À Paris, le Gabon a franchi une nouvelle étape dans sa stratégie d’industrialisation. Signé le 20 juillet 2026 en présence des présidents Brice Clotaire Oligui Nguema et Emmanuel Macron, l’accord conclu avec Eramet et sa filiale Comilog ouvre la voie à une transformation accrue du manganèse sur le sol gabonais, avec l’ambition de créer davantage de valeur ajoutée et d’emplois localement.
La République gabonaise, Eramet et Comilog ont signé un protocole d’accord stratégique destiné à accélérer la transformation locale du minerai de manganèse. Cet engagement traduit la volonté de Libreville de sortir progressivement d’un modèle basé sur l’exportation de matières premières brutes pour développer une industrie plus intégrée et créatrice de richesses nationales.
L’accord définit une feuille de route commune visant à étudier plusieurs projets industriels avec un objectif majeur : transformer jusqu’à 700 000 tonnes de minerai de manganèse par an au Gabon d’ici 2031.
Cette ambition s’appuie sur les investissements déjà réalisés par Comilog, notamment le Complexe industriel de Moanda, opérationnel depuis 2000, et le Complexe métallurgique de Moanda (CMM), mis en service en 2015, qui constitue aujourd’hui un site majeur de transformation du manganèse en Afrique centrale.

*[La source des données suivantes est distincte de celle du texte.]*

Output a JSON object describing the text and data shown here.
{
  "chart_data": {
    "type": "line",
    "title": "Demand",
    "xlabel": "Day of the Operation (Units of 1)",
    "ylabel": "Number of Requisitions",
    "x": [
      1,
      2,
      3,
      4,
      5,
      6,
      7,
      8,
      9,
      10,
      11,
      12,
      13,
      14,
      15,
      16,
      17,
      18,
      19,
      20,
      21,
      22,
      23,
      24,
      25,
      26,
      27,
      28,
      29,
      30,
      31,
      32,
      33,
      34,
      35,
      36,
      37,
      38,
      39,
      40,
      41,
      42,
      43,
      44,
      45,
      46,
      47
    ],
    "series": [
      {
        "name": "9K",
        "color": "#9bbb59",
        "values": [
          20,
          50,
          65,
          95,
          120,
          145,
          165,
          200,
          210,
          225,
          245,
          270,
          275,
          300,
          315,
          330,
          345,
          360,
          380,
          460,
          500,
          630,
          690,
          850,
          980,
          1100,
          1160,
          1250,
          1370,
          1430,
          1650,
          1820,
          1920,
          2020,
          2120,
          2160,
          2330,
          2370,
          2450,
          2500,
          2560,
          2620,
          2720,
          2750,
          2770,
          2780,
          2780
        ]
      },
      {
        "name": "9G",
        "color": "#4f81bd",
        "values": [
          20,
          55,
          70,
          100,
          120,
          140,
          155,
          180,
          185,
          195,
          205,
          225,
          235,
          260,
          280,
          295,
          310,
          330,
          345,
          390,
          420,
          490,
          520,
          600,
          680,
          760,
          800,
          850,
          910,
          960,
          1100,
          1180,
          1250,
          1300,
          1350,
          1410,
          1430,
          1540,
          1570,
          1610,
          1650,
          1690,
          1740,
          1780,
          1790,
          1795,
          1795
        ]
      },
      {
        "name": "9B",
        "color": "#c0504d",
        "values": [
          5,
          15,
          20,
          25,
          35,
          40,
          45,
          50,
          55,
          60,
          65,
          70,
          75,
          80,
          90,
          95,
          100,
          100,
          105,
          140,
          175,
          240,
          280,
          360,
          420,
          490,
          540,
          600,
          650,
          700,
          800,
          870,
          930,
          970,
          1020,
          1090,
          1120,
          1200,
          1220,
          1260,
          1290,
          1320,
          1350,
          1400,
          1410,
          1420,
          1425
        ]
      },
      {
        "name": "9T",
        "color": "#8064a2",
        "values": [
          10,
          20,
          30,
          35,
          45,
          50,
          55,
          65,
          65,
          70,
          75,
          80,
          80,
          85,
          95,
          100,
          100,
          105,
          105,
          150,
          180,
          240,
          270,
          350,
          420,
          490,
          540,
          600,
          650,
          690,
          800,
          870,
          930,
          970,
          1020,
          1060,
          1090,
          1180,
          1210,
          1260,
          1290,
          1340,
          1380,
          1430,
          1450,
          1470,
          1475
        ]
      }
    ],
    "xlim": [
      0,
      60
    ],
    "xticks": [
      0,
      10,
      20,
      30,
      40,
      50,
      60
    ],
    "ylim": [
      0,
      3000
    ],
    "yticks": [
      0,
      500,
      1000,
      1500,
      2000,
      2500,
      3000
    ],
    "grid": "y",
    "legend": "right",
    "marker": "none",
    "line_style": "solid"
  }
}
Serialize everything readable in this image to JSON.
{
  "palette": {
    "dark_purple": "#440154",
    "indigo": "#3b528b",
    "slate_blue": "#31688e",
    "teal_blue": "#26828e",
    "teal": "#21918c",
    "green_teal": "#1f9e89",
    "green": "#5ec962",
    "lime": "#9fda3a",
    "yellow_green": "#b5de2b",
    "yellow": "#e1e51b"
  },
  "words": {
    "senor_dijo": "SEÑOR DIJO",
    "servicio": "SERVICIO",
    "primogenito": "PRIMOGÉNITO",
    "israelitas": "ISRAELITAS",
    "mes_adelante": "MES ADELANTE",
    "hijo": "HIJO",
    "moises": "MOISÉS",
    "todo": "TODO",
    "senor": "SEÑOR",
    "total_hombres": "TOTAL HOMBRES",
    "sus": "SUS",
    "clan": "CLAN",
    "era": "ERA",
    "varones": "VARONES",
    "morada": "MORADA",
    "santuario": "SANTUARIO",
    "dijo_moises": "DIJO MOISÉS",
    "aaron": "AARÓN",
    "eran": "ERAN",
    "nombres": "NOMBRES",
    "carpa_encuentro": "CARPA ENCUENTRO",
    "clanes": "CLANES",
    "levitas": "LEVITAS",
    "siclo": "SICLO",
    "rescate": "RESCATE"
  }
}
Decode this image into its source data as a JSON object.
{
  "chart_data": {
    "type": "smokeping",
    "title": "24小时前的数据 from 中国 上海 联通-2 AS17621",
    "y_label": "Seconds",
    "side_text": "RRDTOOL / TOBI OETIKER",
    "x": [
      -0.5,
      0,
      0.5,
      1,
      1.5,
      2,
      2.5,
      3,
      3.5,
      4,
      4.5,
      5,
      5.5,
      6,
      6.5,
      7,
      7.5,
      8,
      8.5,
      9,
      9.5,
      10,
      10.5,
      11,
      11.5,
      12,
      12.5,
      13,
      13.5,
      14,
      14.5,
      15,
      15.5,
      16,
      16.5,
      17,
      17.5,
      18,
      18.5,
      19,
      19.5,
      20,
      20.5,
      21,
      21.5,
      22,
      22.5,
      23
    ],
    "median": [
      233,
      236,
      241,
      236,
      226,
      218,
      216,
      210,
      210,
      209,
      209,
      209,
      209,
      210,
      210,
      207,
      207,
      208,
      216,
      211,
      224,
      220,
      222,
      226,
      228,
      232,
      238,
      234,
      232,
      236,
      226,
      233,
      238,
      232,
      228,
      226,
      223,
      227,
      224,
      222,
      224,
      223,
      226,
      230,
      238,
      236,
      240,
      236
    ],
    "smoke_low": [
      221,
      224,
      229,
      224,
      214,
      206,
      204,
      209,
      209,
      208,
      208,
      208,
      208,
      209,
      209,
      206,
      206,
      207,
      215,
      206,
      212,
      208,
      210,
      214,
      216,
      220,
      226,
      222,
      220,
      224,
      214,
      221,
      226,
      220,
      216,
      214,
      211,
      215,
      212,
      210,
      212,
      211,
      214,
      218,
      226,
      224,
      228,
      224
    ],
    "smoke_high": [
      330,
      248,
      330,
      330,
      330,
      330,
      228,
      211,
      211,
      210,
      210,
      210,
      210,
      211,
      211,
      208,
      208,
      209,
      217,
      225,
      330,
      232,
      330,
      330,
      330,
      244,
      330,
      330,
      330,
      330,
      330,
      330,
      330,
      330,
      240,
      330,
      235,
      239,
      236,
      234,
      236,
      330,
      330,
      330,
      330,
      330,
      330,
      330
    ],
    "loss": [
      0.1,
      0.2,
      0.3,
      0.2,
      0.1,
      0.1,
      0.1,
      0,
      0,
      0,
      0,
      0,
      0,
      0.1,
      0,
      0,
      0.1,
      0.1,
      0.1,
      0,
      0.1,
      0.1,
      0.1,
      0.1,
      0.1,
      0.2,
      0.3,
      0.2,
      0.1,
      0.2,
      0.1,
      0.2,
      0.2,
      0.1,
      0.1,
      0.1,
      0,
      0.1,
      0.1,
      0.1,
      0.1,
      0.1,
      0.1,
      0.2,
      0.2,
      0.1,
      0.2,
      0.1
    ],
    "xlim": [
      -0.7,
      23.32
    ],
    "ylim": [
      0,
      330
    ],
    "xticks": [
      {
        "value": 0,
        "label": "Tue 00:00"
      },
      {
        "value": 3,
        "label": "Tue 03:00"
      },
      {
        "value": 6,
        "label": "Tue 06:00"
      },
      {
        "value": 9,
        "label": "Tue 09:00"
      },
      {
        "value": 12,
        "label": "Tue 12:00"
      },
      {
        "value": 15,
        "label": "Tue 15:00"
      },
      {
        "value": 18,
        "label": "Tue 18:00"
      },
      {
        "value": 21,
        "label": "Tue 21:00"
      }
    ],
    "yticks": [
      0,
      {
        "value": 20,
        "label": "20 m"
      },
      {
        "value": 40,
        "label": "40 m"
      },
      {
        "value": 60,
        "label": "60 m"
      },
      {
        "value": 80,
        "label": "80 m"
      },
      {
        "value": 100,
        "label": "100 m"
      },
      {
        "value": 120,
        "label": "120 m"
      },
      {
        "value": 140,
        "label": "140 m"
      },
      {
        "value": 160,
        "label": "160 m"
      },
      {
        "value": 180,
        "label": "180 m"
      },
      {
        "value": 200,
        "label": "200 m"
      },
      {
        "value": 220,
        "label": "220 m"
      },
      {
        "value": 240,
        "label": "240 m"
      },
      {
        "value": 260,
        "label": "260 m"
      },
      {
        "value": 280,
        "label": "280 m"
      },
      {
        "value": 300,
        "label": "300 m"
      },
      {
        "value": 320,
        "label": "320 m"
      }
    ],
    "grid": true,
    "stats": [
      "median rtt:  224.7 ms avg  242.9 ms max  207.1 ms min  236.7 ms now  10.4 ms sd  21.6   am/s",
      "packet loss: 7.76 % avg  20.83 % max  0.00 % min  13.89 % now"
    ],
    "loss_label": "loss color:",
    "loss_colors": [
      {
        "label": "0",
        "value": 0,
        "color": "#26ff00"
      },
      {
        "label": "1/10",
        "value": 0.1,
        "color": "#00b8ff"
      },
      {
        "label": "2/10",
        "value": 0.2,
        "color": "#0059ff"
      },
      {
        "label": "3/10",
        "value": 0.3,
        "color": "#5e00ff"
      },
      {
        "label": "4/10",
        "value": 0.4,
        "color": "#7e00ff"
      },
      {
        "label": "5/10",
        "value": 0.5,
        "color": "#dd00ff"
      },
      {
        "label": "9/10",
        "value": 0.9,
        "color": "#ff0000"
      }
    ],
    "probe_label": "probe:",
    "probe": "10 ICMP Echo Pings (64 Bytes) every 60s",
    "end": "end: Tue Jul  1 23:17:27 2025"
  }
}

Trois projets industriels structurants sont ainsi à l’étude. Le premier prévoit la construction, dans la région de Libreville, d’une unité de production d’oxyde de manganèse destiné notamment aux secteurs des batteries pour véhicules électriques et des aciers haute performance. D’une capacité initiale de 10 000 tonnes par an, cette installation nécessiterait la transformation d’environ 20 000 tonnes de minerai et pourrait entrer en production d’ici fin 2028, sous réserve des validations techniques, économiques et environnementales.
Le deuxième projet concerne la rénovation et l’amélioration du Complexe métallurgique de Moanda afin de renforcer sa rentabilité et ses performances industrielles. Les études en cours doivent déterminer les conditions optimales d’exploitation, avec une capacité pouvant atteindre 70 000 tonnes d’alliages de manganèse par an, soit près de 150 000 tonnes de minerai transformé. La relance du site rénové est envisagée à l’horizon 2029.
Le troisième volet porte sur la construction d’une nouvelle usine d’alliages de manganèse à proximité de la côte gabonaise. Cette infrastructure pourrait produire jusqu’à 265 000 tonnes d’alliages par an et nécessiter la transformation d’environ 530 000 tonnes de minerai. Sa réalisation dépendra toutefois de la sécurisation des conditions énergétiques, logistiques et financières, ainsi que d’une décision finale d’investissement.
Au-delà du manganèse, cet accord ouvre également des perspectives dans la production de biocharbon à partir des coproduits de l’industrie forestière et dans l’accompagnement de nouvelles initiatives industrielles grâce au fonds d’amorçage « Fabriqué au Gabon ».
Un comité de pilotage réunissant l’État gabonais, Eramet et Comilog sera mis en place pour assurer le suivi des projets, coordonner leur réalisation et garantir la progression de cette feuille de route industrielle.
Pour Christel Bories, présidente-directrice générale d’Eramet, cet accord concrétise l’engagement du groupe aux côtés du Gabon pour développer une industrie nationale plus forte. Elle estime que cette démarche, fondée sur des études techniques solides et une coopération structurée, doit permettre de créer durablement de la valeur pour l’économie gabonaise.